As far as what ID you can accept: pretty much all states have slightly differing laws on acceptable pieces of documentation. You'd have to look up what exactly is acceptable in that particular state, but it's not usually hard information to find. But generally all require it to be a government-issued form of ID that has their photo and date of birth listed.

  • There's a proposed system (for supermarkets) to have remote ID checks (hold up ID to the camera) precisely to avoid what you propose here. The reason is simple: the customer and the seller may be buddies; the person doing the checking is anonymous and cannot be influenced. This idea works of course best in jurisdictions that focus on the goals (ban sales to minors), and doesn't work in jurisdictions that dictate the means (seller must check ID personally).
    – MSalters
    Aug 9, 2016 at 10:05

This would not be a defense to selling to a minor in California. The person being sold alcohol must furnish a bona fide ID, issued by the government, with identifying information like picture, name, and birth date. This needs to be shown to the vendor-licencee-defendent, not some third party.
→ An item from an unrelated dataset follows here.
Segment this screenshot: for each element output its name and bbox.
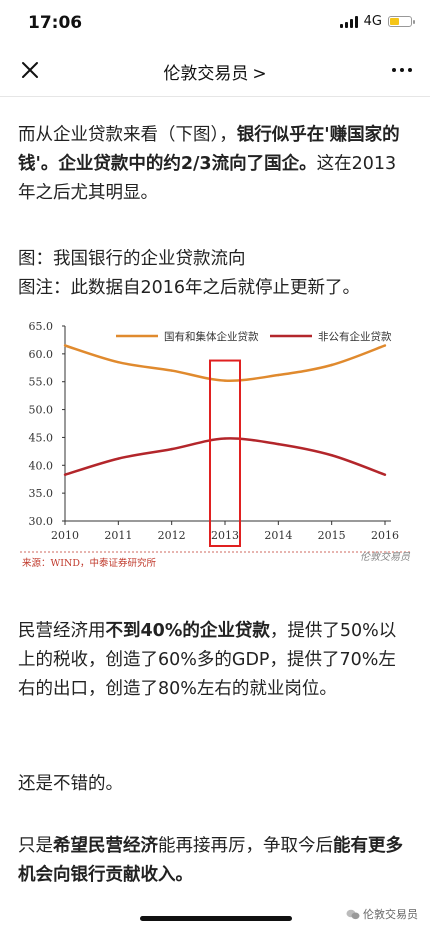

California Code 25660 http://codes.findlaw.com/ca/business-and-professions-code/bpc-sect-25660.html


New South Wales, Australia

The relevant law is the Liquor Act 2007, the relevant section is 117. It is illegal to supply liquor to minors (under 18s) on licences premises: unlicensed premises are complicated so we won't go there. It is a defence to the charge if:

  • the minor was at least 14, and
  • before the liquor was supplied the person saw an evidence of age document that would reasonably be applicable to the minor that indicated the minor was at least 18.

"evidence of age document" for a person means any of the following documents that bears a photograph of the person and that indicates (by reference to the person’s date of birth or otherwise) that the person has attained a particular age, but does not include any such document that has expired or otherwise appears not to be in force:

(a) a motor vehicle driver or rider’s licence or permit issued by Roads and Maritime Services or by the corresponding public authority of another State or Territory or under the law of another country,

(b) a Photo Card issued under the Photo Card Act 2005 ,

(c) a document (referred to as "an existing RTA proof of age card" ) issued by the Roads and Traffic Authority under section 117EA of the Liquor Act 1982 and in force immediately before the repeal of that section by this Act, Note : Existing RTA proof of age cards cease to be valid for any purpose on 14 December 2008-see Division 3 of Part 2 of Schedule 1 to this Act.

(d) a proof of age card (however described) issued by a public authority of the Commonwealth or of another State or Territory for the purpose of attesting to a person’s identity and age,

(e) an Australian or foreign passport,

(f) any other class of document prescribed by the regulations for the purposes of this definition.

There are currently no relevant regulations that deal with (f).

In addition, the person supplying it must have a current Responsible Service of Alcohol qualification and either be or be under the supervision of the Licensee for the premises.

So, each person even within a premises must satisfy themselves that the person they are supplying is not a minor, they cannot rely on anyone else's say so.

  • Could the premise then rely on their past interaction with the patron? Would it be legal to sell alcohol to a repeat patron who is of age if, hypothetically, the premise has verified their age on record? Say, the record could only be matched by that one person and never an imposter.
    – cptncrnch
    Aug 9, 2016 at 7:13
  • It is always legal to sell to someone of age - no verification required. Now, when will you take the risk?
    – Dale M
    Aug 9, 2016 at 9:40
  • The point is, in NSW it is not only the premises that gets fined: it's the employee that serves the liquor.